Machine Learning Ex5.2 - Regularized Logistic Regression

Exercise 5.2 Improves the Logistic Regression implementation done in Exercise 4 by adding a regularization parameter that reduces the problem of over-fitting. We will be using Newton’s Method.

With implementation in R.

Data

Here’s how the data we want to fit, looks like:

google.spreadsheet <- function (key) {
  library(RCurl)
  # ssl validation off
  ssl.verifypeer <- FALSE

  tt <- getForm("https://spreadsheets.google.com/spreadsheet/pub", 
                hl ="en_GB",
                key = key, 
                single = "true", gid ="0", 
                output = "csv", 
                .opts = list(followlocation = TRUE, verbose = TRUE)) 

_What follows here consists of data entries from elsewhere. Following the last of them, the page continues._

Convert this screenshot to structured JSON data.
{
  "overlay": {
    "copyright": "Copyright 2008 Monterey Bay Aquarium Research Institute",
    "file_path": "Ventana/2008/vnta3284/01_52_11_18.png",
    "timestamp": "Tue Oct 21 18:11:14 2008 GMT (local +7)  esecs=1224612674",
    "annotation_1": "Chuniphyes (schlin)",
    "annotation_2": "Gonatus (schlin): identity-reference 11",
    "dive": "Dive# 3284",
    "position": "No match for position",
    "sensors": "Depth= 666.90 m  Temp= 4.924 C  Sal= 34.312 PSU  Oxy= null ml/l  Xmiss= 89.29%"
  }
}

  read.csv(textConnection(tt), header = TRUE)
}

# load the data
mydata = google.spreadsheet("0AnypY27pPCJydHZPN2pFbkZGd1RKeU81OFY3ZHJldWc")

# plot the data
plot(mydata$u[mydata$y == 0], mydata$v[mydata$y == 0],, xlab="u", ylab="v")
points(mydata$u[mydata$y == 1], mydata$v[mydata$y == 1], col="blue", pch=3)
legend("topright", c("y=0","y=1"), pch=c(1, 3), col=c("black", "blue"), bty="n")

/assets/images/ml-ex52-data.png

The idea of “fitting” is to create a mathematical model, that will separate the circles from the crosses in the plot above by learning from the existing data. That will then allow to make predictions for a new u and v value, the probability of being a cross.

Theory

Hypothesis is:

\h_\theta(x) = g(\theta^T x) = \frac{1}{ 1 + e ^{- \theta^T x} }

Regularization is all about loosen up the tight fit, avoiding over-fitting and thus obtain a more generalized fit, that more likely will work better on new data(for doing predictions).

For that we define the cost function, with an added generalization parameter that blunts the fit, like so:

J(\theta) = \frac{1}{m} \sum_{i=1}^m [(-y)log(h_\theta(x)) - (1 - y) log(1- h_\theta(x))] + \frac{\lambda}{2m} \sum_{i=1}^n \theta^2

lambda is called the regularization parameter.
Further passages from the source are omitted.